One of the world's most congested roads passes through this area, one of the most congested roads in the UAE. National Paint Bridge is a gate on the Ajman-Sharjah-Dubai route. The headquarters of National Paints, the largest paint company in the U A E, is located here and hence is locally referred to by this name.
- Places of interest
1. National Paint HQ
2. National Paints Bridge
3. Muwaileh Commercial
4. Sheikh Mohammed Bin Zayed Road E311

===Sharjah Industrial Area 14 ===
Industrial Area 14 is one of the Industrial Area in the Sharjah Industrial Area. also known as Muwaileh Commercial, The northern border of this community has direct access to Sheikh Mohammed Bin Zayed Road E311 – a highway that connects seven emirates of the UAE, while Maliha Road runs along the east of this area. To its south lies Industrial Area 15 and 17, while University City of Sharjah lies to the south of Muwaileh Commercial.
- Places of interest
1. Muwaileh Commercial

===Sharjah Industrial Area 15 ===
Industrial Area 15 is one of the small industrial area in Sharjah Industrial Area. Industrial Area is a major commercial center in the emirate near the Sharjah-Dubai border.
- Places of interest
1. Al Shams Medical Center

===Sharjah Industrial Area 16 ===
Industrial Area 16 is one of the Industrial Area in the Sharjah Industrial Area.

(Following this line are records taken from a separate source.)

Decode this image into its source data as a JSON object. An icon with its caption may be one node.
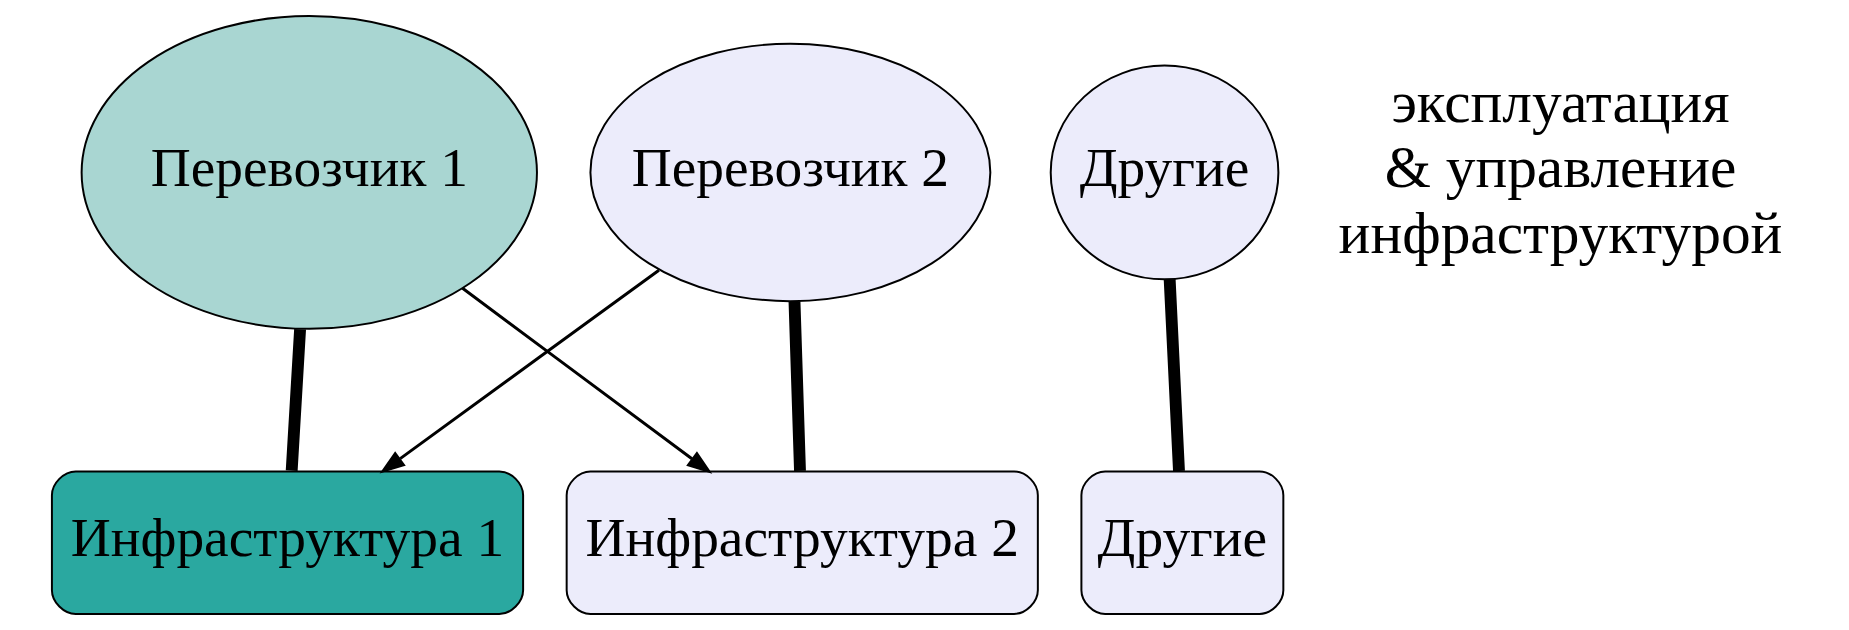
{
  "diagram": {
    "nodes": [
      {
        "text": [
          "Перевозчик 1"
        ]
      },
      {
        "text": [
          "Перевозчик 2"
        ]
      },
      {
        "text": [
          "Другие"
        ]
      },
      {
        "text": [
          "Инфраструктура 1"
        ]
      },
      {
        "text": [
          "Инфраструктура 2"
        ]
      },
      {
        "text": [
          "Другие"
        ]
      }
    ],
    "edges": [
      {
        "from": 0,
        "to": 3,
        "arrow": "none"
      },
      {
        "from": 0,
        "to": 4,
        "arrow": "to"
      },
      {
        "from": 1,
        "to": 3,
        "arrow": "to"
      },
      {
        "from": 1,
        "to": 4,
        "arrow": "none"
      },
      {
        "from": 2,
        "to": 5,
        "arrow": "none"
      }
    ],
    "labels": [
      "эксплуатация & управление инфраструктурой"
    ]
  }
}
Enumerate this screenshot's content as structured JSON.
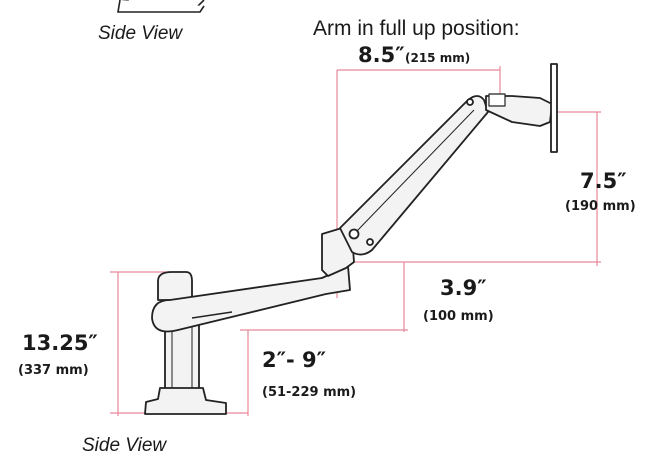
{
  "captions": {
    "top_side_view": "Side View",
    "bottom_side_view": "Side View",
    "arm_position": "Arm in full up position:"
  },
  "dimensions": {
    "reach": {
      "value": "8.5″",
      "metric": "(215 mm)"
    },
    "monitor_height": {
      "value": "7.5″",
      "metric": "(190 mm)"
    },
    "arm_offset": {
      "value": "3.9″",
      "metric": "(100 mm)"
    },
    "pole_height": {
      "value": "13.25″",
      "metric": "(337 mm)"
    },
    "clamp_range": {
      "value": "2″- 9″",
      "metric": "(51-229 mm)"
    }
  },
  "colors": {
    "dimension_line": "#e8899a",
    "text": "#1a1a1a",
    "outline": "#222222",
    "arm_fill": "#f3f3f3"
  }
}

===Sharjah Industrial Area 17 ===
Industrial Area 17 is one of the Industrial Area in the Sharjah Industrial Area.
- Places of interest
1. Safeer Market

===Sharjah Industrial Area 18 ===
Sharjah Industrial Area 18 is one of the sub-communities of Sharjah Industrial Area. It is situated between Emirates Road (E611) and Sheikh Mohammed Bin Zayed Road E311 while Mleiha Road runs along with the community.

==Al Sajaa Industrial Area==

Sajaa Industrial Area is one of the Industrial Area in the Sharjah Industrial Area. It is part of the 14 million square feet industrial area in the Sharjah city, the largest in the UAE. mixed-use and retail space is added to the area, which initially had 300+ industrial units. It is close to Sharjah International Airport, Al Hamriya Port and Free Zone and the main road which makes it well-connected to the West coast of the UAE.